R(22-4): High Field Spherical Tokamak Studies on ST40
Description: ST40 is an operating compact high field ST that has achieved auxiliary heated plasmas with toroidal magnetic fields more than twice that of any major ST in the world (i.e., 2.1T) with an aim to reach 3T operation in FY22 to advance the company’s goal of achieving ~10 keV ion temperatures. Uniquely, ST40 is a privately funded mainline magnetic fusion facility. The fast pace and lean staffing of this private venture is unlike typical government sponsored research, which, for example, requires years of prior planning, preparation, and reviews to implement hardware changes or revise experimental run campaigns. In contrast, ST40 experimental run campaign plans and hardware modifications may be adjusted within days if there is evidence that such changes will advance the company’s goals.
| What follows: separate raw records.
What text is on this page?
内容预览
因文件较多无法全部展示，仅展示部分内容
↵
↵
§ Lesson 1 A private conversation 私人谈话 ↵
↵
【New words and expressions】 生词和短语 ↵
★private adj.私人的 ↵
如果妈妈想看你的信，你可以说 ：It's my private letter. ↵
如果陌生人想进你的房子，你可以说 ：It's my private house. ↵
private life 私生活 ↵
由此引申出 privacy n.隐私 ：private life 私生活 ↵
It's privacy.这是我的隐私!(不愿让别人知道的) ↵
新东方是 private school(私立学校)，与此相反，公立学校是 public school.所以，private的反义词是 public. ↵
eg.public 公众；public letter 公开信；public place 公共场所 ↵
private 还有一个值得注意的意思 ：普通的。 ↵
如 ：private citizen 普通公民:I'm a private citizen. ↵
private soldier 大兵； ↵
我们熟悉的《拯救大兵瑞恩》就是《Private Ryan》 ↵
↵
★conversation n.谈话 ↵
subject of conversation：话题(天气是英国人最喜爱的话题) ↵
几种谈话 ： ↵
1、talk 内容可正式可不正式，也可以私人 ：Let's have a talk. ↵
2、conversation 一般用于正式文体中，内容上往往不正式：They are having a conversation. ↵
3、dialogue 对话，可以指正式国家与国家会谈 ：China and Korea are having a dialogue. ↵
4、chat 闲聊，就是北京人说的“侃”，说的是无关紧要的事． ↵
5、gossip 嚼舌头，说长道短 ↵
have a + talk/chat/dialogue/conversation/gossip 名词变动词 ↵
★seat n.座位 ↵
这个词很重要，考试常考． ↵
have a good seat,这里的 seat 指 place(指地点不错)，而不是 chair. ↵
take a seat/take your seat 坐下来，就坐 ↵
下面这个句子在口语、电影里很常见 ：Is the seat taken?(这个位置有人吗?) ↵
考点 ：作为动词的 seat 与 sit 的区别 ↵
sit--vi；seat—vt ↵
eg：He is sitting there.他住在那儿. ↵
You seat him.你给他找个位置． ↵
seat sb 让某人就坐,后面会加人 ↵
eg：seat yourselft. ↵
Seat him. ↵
This different mode of operation requires a paradigm shift in approach for National Laboratory staff to fruitfully collaborate on ST40. Although this new way of operating offers challenges, it also offers tremendous opportunities. For example, high plasma currents and high ion temperatures were recently achieved in ST40 due to the expert guidance of US research and operations staff. The FY22 Research Milestone for the ST40 collaboration consists of the following elements: (1) Continue to provide operations and experimental support to enable the extension of operating parameters toward the highest possible plasma performance, (2) Conduct expert on-site evaluation and modification of existing X-ray spectroscopy, CHERS, and Thomson scattering diagnostics and continue IRTV diagnostic anlaysis and preperation to enable measurements before the end of Program 2.2 operation (targeting end of March 2022); All present NSTX-U diagnostic hardware may be temporarily repurposed to permit the immediate augmentation of existing ST40 diagnostics to achieve this goal. Initial site visits of each National Laboratory diagnostic experts should take place no later than November 30, 2021. (3) Submit a minimum of two first author manuscripts by the end of FY22 that report experimental ST40 data and analysis to peer reviewed journals for publication. (4) Aim to present initial plasma physics results at a major scientific conference before the end of CY22.